Overheating is always an issue, however. Whether it's too many organizations pursuing the same, increasingly competitive talent pool; wage escalation; or rising cost of office space – tier 1 cities have increasingly given way to tier 2 cities, and even tier 3 cities, where appropriate. Most of these countries leverage what New York, perhaps, did not prioritize: development agencies that provide support, build relationships, and facilitate the integration of new businesses in the local ecosystem.
So, if you're looking for a new location or to expand your footprints, how do you avoid a fiasco like Amazon's? I asked SSON Analytics’ Chief Analyst, Murphy Choy, what organizations should focus on.
"What we saw in New York was politics getting in the way of business,” says Murphy. "The underlying economic factors worked, Amazon has certainly done its research, but it's important to have a proper location assessment independent of city councils.

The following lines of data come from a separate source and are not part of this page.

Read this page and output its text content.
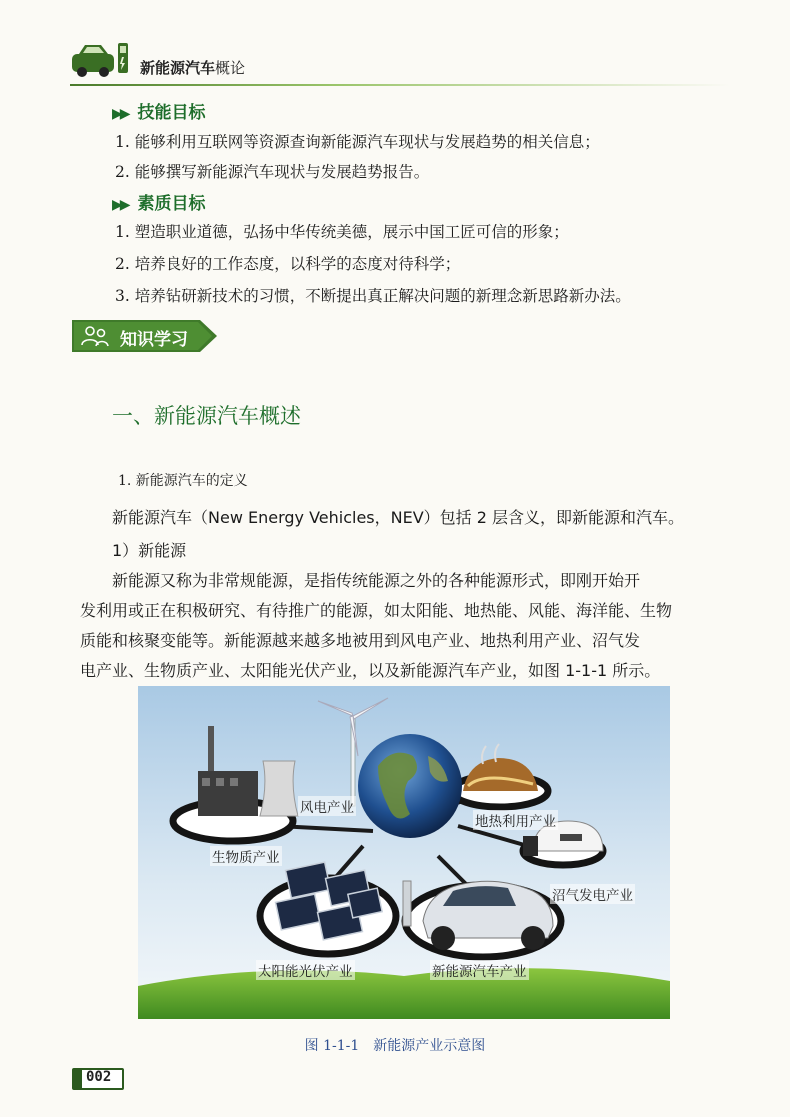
新能源汽车概论
▶▶ 技能目标
1. 能够利用互联网等资源查询新能源汽车现状与发展趋势的相关信息；
2. 能够撰写新能源汽车现状与发展趋势报告。
▶▶ 素质目标
1. 塑造职业道德，弘扬中华传统美德，展示中国工匠可信的形象；
2. 培养良好的工作态度，以科学的态度对待科学；
3. 培养钻研新技术的习惯，不断提出真正解决问题的新理念新思路新办法。
知识学习
一、新能源汽车概述
1. 新能源汽车的定义
新能源汽车（New Energy Vehicles，NEV）包括 2 层含义，即新能源和汽车。
1）新能源
新能源又称为非常规能源，是指传统能源之外的各种能源形式，即刚开始开
发利用或正在积极研究、有待推广的能源，如太阳能、地热能、风能、海洋能、生物
质能和核聚变能等。新能源越来越多地被用到风电产业、地热利用产业、沼气发
电产业、生物质产业、太阳能光伏产业，以及新能源汽车产业，如图 1-1-1 所示。
风电产业
地热利用产业
生物质产业
沼气发电产业
太阳能光伏产业	新能源汽车产业
图 1-1-1　新能源产业示意图
002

And then, of course, nothing is done until you’ve signed the contract so a backup plan is paramount."
More specifically, what this points to is the fact that money and jobs alone aren't enough to convince a city. New Yorkers may be more vocal than most, but the emotional response of the population is significant no matter where you are.
In the case of New York, the fiasco has certainly damaged the city's attractiveness to investment, believes Murphy. Nevertheless, when comparing across various cities in the US, New York still ranks well in terms of technology talent and the labor market overall – “and that is what most businesses are looking for,” he adds.
Source: SSON Analytics
See also: SSON Analytics City Cube, which compares 3800+ locations across 17 variables, specifically for Shared Services. It includes Talent Availability; Average Salaries; Job Market Competitiveness; Cost of Living; Overhead Operations; Currency Volatility; Tax Rates; Economics Freedom and Corruption Index; Ease of Doing Business; Flight Connectivity; and more.
See also: SSON Analytics Tax Incentives & Benefits Evaluator™ which helps organizations gain insights essential to understanding country-specific incentives available for Foreign Direct Investment, and comparing multiple country benefits and incentives within a single region. The tool offers tailored results based on company HQ or chosen domiciled legal entity to download as a summary report.
1. Source for SSO and BPO centers: SSON Analytics
2. Developer: Defined as the programmer specializing in software development. Includes web developers and UI engineers. Excludes WordPress and other website programmers.
Data Scientist: Defined as specializing in either data engineering work or data modeling work. Includes data analysts with high level of modeling work. Excludes quantitative analysts and financial engineering-based data scientists.
Technologist: Defined as technological roadmap development roles. Includes technology architects. Excludes pre-sales and technologists.
Researcher: Defined as scientific researchers in both academic and commercial domain. Excludes desk researchers.